Eldridge was laid down 22 February 1943, by the Federal Shipbuilding and Dry Dock Company in Newark, New Jersey. Eldridge was launched on 25 July 1943, sponsored by Lieutenant Commander Eldridge's widow Mrs. John Eldridge Jr., and commissioned on 27 August 1943.

Service history

Between 4 January 1944 and 9 May 1945, Eldridge sailed on the vital task of escorting, to the Mediterranean Sea, men and materials to support Allied operations in North Africa and on into southern Europe. She made nine voyages to deliver convoys safely to Casablanca, Bizerte, and Oran.

Eldridge departed New York City on 28 May 1945, for service in the Pacific. En route to Saipan in July, she made contact with an underwater object and immediately attacked, but no results were observed. She arrived at Okinawa on 7 August, for local escort and patrol, and with the end of hostilities a week later, continued to serve as escort on the SaipanUlithi–Okinawa routes until November. Eldridge was placed out of commission in reserve 17 June 1946.

On 15 January 1951, she was transferred under the Mutual Defense Assistance Act to Greece where she served as Leon (D54). Leon was decommissioned on 5 November 1992, and on 11 November 1999, was sold as scrap to the Piraeus-based firm V&J Scrapmetal Trading Ltd.

Philadelphia Experiment

The "Philadelphia Experiment" was a purported naval military experiment at the Philadelphia Naval Shipyard in Philadelphia, Pennsylvania, sometime around 28 October 1943, in which Eldridge was to be rendered invisible (i.e. by a cloaking device) to human observers for a brief period. The story is considered a hoax: there is a general lack of evidence for the alleged experiment; the person who started the myth—a merchant seaman named Carl Meredith Allen—admitted that he had made up the story and relayed it to author Morris K. Jessup; and the USS Eldridge's deck log and war diary (preserved on microfilm) show that the ship was never in Philadelphia between August and December 1943.

Origins of the story

The story of a "Philadelphia Experiment" originated in late 1955 when Carl M. Allen sent an anonymous package marked "Happy Easter" containing a copy of Morris K. Jessup's book The Case for the UFO: Unidentified Flying Objects to the U.S. Office of Naval Research. The book was filled with handwritten notes in its margins, written with three different shades of blue ink, appearing to detail a debate among three individuals, only one of whom is given a name: "Jemi". They commented on Jessup's ideas about the propulsion for flying saucers, discuss alien races, and express concern that Jessup was too close to discovering their technology. 

The commenters referred to each other as "Gypsies", and discussed two different types of "people" living in outer space. Their text contained non-standard use of capitalization and punctuation, and detailed a lengthy discussion of the merits of various elements of Jessup's assumptions in the book.

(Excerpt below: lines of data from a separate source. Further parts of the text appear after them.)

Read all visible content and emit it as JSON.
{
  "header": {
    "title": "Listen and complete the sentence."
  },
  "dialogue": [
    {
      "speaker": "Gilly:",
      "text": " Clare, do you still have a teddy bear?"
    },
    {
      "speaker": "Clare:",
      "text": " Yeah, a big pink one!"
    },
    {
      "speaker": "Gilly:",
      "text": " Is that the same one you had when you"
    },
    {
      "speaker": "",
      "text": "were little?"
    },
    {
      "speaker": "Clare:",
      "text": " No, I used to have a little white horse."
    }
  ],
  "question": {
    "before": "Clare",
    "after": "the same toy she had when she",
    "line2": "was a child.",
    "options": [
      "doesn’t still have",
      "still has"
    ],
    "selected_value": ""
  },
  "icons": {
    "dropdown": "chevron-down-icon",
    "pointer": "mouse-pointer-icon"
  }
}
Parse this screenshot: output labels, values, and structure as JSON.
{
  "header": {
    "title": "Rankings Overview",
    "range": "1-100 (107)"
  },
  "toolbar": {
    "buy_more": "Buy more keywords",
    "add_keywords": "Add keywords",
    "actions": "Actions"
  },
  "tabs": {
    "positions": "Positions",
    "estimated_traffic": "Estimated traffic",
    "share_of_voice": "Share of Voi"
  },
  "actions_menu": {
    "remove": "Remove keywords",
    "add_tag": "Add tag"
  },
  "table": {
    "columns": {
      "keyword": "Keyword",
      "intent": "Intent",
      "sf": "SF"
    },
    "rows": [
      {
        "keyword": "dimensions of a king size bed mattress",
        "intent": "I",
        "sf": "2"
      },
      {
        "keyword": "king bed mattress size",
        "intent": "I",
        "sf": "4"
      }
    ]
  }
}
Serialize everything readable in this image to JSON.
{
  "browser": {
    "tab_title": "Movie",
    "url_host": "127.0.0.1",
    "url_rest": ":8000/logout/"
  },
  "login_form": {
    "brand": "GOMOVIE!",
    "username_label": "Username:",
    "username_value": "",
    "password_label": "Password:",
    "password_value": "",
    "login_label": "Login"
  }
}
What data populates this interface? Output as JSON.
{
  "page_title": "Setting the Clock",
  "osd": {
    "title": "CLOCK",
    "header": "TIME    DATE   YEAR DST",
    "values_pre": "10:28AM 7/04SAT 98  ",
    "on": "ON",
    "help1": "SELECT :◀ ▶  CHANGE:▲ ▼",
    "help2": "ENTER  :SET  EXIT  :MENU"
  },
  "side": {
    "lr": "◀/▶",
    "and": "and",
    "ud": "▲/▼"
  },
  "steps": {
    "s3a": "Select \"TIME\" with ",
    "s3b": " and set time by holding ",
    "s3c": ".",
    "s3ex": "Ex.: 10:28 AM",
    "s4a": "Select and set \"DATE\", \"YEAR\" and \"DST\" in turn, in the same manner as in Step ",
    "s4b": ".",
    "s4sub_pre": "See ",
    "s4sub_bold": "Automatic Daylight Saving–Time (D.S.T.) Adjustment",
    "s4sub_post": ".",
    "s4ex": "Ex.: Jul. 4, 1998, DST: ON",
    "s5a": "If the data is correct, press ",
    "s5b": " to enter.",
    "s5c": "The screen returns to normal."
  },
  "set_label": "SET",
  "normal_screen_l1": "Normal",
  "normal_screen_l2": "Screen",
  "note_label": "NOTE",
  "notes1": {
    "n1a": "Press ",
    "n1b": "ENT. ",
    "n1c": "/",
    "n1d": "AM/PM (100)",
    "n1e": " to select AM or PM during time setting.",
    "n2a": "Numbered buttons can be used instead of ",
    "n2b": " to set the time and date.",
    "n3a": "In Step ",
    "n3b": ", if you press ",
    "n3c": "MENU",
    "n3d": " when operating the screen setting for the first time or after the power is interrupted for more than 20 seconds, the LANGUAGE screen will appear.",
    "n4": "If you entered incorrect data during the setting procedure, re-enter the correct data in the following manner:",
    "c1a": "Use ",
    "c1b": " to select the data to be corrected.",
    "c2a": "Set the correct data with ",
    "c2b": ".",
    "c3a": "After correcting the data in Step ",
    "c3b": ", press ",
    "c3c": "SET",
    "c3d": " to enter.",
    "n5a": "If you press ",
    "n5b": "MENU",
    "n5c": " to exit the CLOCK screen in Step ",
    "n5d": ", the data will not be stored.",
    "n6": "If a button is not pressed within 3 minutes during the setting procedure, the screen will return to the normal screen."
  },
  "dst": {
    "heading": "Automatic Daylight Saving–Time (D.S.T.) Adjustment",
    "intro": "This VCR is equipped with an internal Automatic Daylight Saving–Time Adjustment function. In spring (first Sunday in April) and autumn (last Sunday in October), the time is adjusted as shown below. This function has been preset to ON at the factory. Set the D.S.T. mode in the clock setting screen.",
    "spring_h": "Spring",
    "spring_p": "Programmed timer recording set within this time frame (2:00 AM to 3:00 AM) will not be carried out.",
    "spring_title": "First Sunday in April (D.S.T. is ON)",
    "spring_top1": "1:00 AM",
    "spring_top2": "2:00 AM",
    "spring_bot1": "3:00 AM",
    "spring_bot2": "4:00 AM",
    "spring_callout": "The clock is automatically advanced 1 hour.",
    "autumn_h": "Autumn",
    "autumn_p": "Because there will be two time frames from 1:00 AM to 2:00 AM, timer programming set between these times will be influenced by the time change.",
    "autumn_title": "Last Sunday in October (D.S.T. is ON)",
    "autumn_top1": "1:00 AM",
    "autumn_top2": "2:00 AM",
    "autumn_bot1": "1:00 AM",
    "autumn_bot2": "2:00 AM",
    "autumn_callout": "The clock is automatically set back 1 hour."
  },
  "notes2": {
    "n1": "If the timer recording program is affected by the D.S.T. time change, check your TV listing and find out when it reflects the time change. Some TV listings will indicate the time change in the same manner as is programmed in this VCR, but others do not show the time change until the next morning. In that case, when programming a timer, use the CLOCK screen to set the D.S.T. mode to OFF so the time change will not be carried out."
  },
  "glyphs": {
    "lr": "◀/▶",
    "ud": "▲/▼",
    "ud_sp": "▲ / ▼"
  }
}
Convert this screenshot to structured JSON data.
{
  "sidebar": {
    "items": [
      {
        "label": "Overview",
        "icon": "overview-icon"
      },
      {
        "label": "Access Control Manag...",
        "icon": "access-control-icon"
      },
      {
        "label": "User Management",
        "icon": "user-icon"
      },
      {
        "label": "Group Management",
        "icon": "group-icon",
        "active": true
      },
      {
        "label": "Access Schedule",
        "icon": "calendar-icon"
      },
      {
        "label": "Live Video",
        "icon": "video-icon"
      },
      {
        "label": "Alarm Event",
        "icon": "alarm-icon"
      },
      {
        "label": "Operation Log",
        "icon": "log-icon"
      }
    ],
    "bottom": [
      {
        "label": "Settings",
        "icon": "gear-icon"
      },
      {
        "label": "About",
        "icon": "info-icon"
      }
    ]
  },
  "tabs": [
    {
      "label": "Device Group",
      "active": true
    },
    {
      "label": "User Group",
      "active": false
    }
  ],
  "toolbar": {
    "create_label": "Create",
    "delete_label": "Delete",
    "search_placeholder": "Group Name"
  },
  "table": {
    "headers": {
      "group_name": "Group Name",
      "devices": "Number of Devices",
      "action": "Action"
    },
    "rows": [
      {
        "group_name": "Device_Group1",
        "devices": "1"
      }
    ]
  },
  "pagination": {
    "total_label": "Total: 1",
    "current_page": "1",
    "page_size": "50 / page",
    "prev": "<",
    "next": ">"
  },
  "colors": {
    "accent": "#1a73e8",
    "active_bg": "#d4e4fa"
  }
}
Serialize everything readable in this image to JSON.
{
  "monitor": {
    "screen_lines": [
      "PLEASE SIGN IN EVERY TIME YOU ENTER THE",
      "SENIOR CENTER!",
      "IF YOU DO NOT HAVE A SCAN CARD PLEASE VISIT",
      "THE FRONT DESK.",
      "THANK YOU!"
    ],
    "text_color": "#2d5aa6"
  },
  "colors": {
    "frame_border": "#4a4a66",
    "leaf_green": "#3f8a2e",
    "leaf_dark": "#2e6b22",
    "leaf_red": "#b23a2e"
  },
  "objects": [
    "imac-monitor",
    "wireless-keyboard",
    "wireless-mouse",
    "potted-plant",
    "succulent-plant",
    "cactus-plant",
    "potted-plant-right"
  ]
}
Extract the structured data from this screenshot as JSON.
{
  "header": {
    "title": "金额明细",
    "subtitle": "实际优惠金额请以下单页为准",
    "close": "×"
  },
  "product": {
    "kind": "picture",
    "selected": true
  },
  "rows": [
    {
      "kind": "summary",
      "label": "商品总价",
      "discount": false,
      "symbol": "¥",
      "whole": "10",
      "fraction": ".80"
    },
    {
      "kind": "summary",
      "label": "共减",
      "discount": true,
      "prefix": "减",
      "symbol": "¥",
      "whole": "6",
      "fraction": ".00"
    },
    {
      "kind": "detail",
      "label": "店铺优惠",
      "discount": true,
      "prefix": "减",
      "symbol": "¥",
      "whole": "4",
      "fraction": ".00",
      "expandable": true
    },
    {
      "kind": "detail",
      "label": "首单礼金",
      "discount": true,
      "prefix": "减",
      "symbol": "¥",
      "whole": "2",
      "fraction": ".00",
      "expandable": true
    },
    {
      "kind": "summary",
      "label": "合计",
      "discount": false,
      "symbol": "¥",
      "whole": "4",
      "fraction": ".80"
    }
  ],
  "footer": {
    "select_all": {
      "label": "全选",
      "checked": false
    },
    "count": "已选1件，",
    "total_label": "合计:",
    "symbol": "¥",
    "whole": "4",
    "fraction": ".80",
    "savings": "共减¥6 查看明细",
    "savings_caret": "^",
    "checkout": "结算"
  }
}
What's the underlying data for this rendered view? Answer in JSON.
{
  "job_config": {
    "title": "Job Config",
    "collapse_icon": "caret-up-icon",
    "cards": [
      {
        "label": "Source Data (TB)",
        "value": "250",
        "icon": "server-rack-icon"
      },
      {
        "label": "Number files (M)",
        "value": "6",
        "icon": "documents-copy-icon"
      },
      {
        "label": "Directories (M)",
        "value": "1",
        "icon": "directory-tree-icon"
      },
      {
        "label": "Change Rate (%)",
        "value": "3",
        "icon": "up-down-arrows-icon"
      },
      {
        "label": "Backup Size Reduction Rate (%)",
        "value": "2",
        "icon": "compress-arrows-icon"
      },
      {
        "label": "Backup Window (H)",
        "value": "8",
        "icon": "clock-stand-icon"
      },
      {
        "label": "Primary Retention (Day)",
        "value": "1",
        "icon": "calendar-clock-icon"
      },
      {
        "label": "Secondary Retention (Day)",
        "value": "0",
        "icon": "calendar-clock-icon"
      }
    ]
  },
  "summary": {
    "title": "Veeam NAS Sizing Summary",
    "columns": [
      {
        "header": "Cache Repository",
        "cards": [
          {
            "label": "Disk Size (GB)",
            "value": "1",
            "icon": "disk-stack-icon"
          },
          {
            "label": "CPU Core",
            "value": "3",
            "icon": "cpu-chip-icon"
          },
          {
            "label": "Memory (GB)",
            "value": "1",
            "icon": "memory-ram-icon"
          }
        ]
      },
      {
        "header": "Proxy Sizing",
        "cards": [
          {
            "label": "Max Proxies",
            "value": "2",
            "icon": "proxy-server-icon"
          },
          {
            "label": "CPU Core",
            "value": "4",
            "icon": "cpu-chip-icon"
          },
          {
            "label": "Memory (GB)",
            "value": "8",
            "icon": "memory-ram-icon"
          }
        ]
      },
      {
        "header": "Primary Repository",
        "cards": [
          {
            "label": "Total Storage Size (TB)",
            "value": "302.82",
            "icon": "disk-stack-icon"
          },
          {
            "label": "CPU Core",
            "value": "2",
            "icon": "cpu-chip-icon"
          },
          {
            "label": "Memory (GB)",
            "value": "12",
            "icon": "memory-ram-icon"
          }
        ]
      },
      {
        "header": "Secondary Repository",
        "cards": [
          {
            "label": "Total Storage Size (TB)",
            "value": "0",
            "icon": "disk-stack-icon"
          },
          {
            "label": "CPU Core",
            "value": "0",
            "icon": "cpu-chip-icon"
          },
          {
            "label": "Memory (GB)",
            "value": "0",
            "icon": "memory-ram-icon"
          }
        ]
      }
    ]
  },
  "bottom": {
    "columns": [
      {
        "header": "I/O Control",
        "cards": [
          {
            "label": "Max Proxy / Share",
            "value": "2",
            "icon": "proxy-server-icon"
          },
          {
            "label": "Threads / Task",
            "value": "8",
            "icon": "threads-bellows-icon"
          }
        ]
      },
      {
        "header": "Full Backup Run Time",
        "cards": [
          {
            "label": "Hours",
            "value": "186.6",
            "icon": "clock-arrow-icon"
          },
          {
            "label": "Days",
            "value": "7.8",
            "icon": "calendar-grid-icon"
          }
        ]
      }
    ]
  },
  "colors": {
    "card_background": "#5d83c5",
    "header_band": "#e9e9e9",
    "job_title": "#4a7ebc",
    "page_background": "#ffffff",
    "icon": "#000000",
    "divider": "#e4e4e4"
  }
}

There were oblique references to the Philadelphia Experiment (one commenter reassures his fellow annotators who have highlighted a certain theory which Jessup advanced).

Shortly thereafter (January 1956) Allen began sending a series of letters to Jessup, using his given name as well as "Carlos Miguel Allende". The first known letter warned Jessup not to investigate the levitation of unidentified flying objects. Allen put forward a story of dangerous science based on unpublished theories by Albert Einstein. He further claimed a scientist named Franklin Reno put these theories into practice at the Philadelphia Naval Shipyard in October 1943.

Allen claimed to have witnessed this experiment while serving aboard the SS Andrew Furuseth. In Allen's account, a destroyer escort was successfully made invisible, but the ship inexplicably teleported to Norfolk, Virginia, for several minutes, and then reappeared in the Philadelphia yard. The ship's crew was supposed to have suffered various side effects, including insanity, intangibility, and being "frozen" in place. When Jessup wrote back requesting more information to corroborate his story Allen said his memory would have to be recovered and referred Jessup to what seems to be a non-existent Philadelphia newspaper article that Allen claimed covered the incident.

In 1957,  Jessup was invited to the Office of Naval Research where he was shown the annotated copy of his book. Jessup noticed the handwriting of the annotations resembled the letters he received from Allen.  (Twelve years later, Allen would say that he authored all of the annotations in order "to scare the hell out of Jessup".)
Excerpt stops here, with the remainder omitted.